Sunday, March 05, 2017

Cloudy Day

To some I'm sure that March 1st felt like April 1st. Really, that couldn't be happening? Amazon's S3 (Simple Storage Service) went down in their Eastern Region (Ok, it just had "high error rates").

But there are a couple of lessons to be learned from this.

First, it seems nobody is listening to me.

Cloud services aren't magical (even Apple's). They rumble. They go bump.

Don't abdicate your responsibilities to the cloud provider. If you need high availability make sure that that is what your contract guarantees.

In the March 1st S3 outage either lots of customers didn't feel they needed high availability or they misunderstood what they contracted for.

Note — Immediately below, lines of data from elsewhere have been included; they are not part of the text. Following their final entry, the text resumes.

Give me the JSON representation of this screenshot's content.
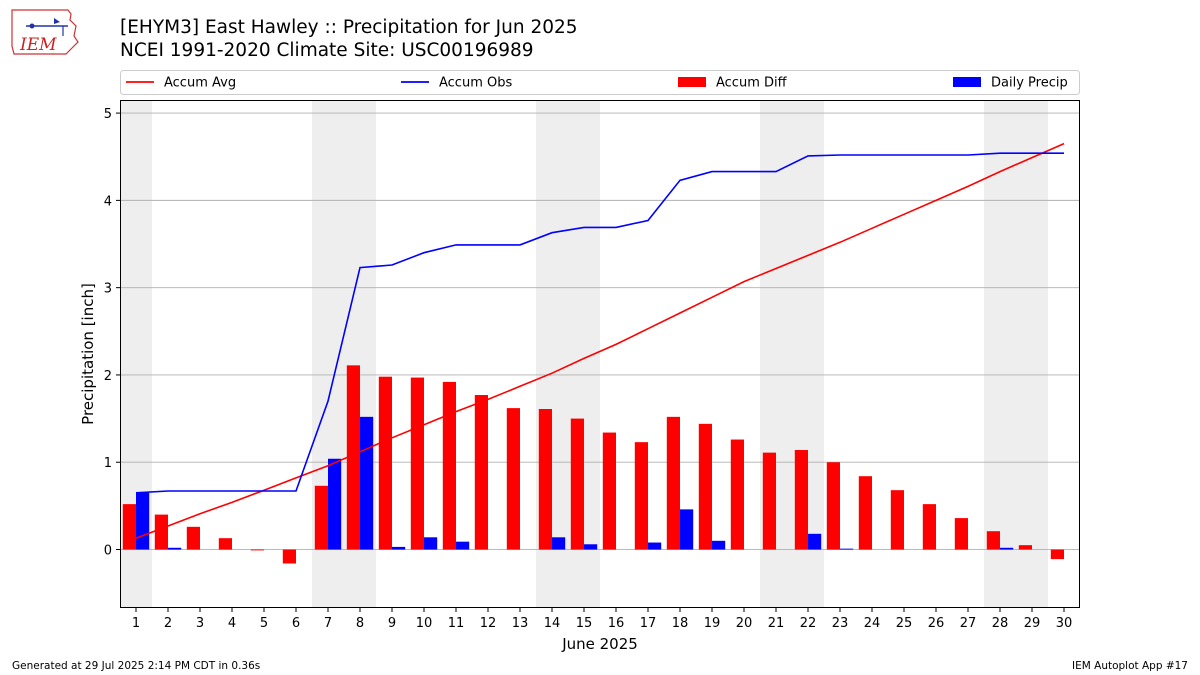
{
  "header": {
    "title_line1": "[EHYM3] East Hawley :: Precipitation for Jun 2025",
    "title_line2": "NCEI 1991-2020 Climate Site: USC00196989",
    "logo_text": "IEM"
  },
  "footer": {
    "left": "Generated at 29 Jul 2025 2:14 PM CDT in 0.36s",
    "right": "IEM Autoplot App #17"
  },
  "colors": {
    "avg": "#ff0000",
    "obs": "#0000ff",
    "diff": "#ff0000",
    "daily": "#0000ff",
    "weekend_shade": "#eeeeee",
    "grid": "#b0b0b0"
  },
  "chart_data": {
    "type": "bar",
    "xlabel": "June 2025",
    "ylabel": "Precipitation [inch]",
    "ylim": [
      -0.67,
      5.15
    ],
    "yticks": [
      0,
      1,
      2,
      3,
      4,
      5
    ],
    "grid": "horizontal",
    "legend_position": "top",
    "categories": [
      "1",
      "2",
      "3",
      "4",
      "5",
      "6",
      "7",
      "8",
      "9",
      "10",
      "11",
      "12",
      "13",
      "14",
      "15",
      "16",
      "17",
      "18",
      "19",
      "20",
      "21",
      "22",
      "23",
      "24",
      "25",
      "26",
      "27",
      "28",
      "29",
      "30"
    ],
    "shaded_days": [
      1,
      7,
      8,
      14,
      15,
      21,
      22,
      28,
      29
    ],
    "series": [
      {
        "name": "Accum Avg",
        "kind": "line",
        "values": [
          0.13,
          0.27,
          0.41,
          0.54,
          0.68,
          0.82,
          0.96,
          1.12,
          1.28,
          1.43,
          1.58,
          1.72,
          1.87,
          2.02,
          2.19,
          2.35,
          2.53,
          2.71,
          2.89,
          3.07,
          3.22,
          3.37,
          3.52,
          3.68,
          3.84,
          4.0,
          4.16,
          4.33,
          4.49,
          4.65
        ]
      },
      {
        "name": "Accum Obs",
        "kind": "line",
        "values": [
          0.65,
          0.67,
          0.67,
          0.67,
          0.67,
          0.67,
          1.7,
          3.23,
          3.26,
          3.4,
          3.49,
          3.49,
          3.49,
          3.63,
          3.69,
          3.69,
          3.77,
          4.23,
          4.33,
          4.33,
          4.33,
          4.51,
          4.52,
          4.52,
          4.52,
          4.52,
          4.52,
          4.54,
          4.54,
          4.54
        ]
      },
      {
        "name": "Accum Diff",
        "kind": "bar",
        "values": [
          0.52,
          0.4,
          0.26,
          0.13,
          -0.01,
          -0.16,
          0.73,
          2.11,
          1.98,
          1.97,
          1.92,
          1.77,
          1.62,
          1.61,
          1.5,
          1.34,
          1.23,
          1.52,
          1.44,
          1.26,
          1.11,
          1.14,
          1.0,
          0.84,
          0.68,
          0.52,
          0.36,
          0.21,
          0.05,
          -0.11
        ]
      },
      {
        "name": "Daily Precip",
        "kind": "bar",
        "values": [
          0.65,
          0.02,
          0.0,
          0.0,
          0.0,
          0.0,
          1.04,
          1.52,
          0.03,
          0.14,
          0.09,
          0.0,
          0.0,
          0.14,
          0.06,
          0.0,
          0.08,
          0.46,
          0.1,
          0.0,
          0.0,
          0.18,
          0.01,
          0.0,
          0.0,
          0.0,
          0.0,
          0.02,
          0.0,
          0.0
        ]
      }
    ]
  }
}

Make sure you are not surprised like "Docker's Registry Hub, Trello, Travis CI, GitHub and GitLab, Quora, Medium, Signal, Slack, Imgur, Twitch.tv, Razer, heaps of publications that stored images and other media in S3, Adobe's cloud, Zendesk, Heroku, Coursera, Bitbucket, Autodesk's cloud, Twilio, Mailchimp, Citrix, Expedia, Flipboard, and Yahoo! Mail (which you probably shouldn't be using anyway)." (source)

At the same time don't over buy. One of my customers was considering migrating their on-premise servers to Azure. As part of their on-premise setup they had a specific backup system and service. When I investigated Azure's service commitments I found that Azure's committed backup and availability met my customers needs and the customer could discontinue their backup system and service.

By the way Amazon did a thorough post mortem on the outage.

Second (and more concerning since they should know better), even Amazon had highly visible services down.

Reminiscent of one of Microsoft's outages Amazon's own online public dashboard was down along with many of Amazon's customer facing services, e.g. Amazon Fire tablets.

From Amazon's post mortem "we have changed the SHD administration console to run across multiple AWS regions."

Amazon, hadn't you thought of this before? What else have you overlooked?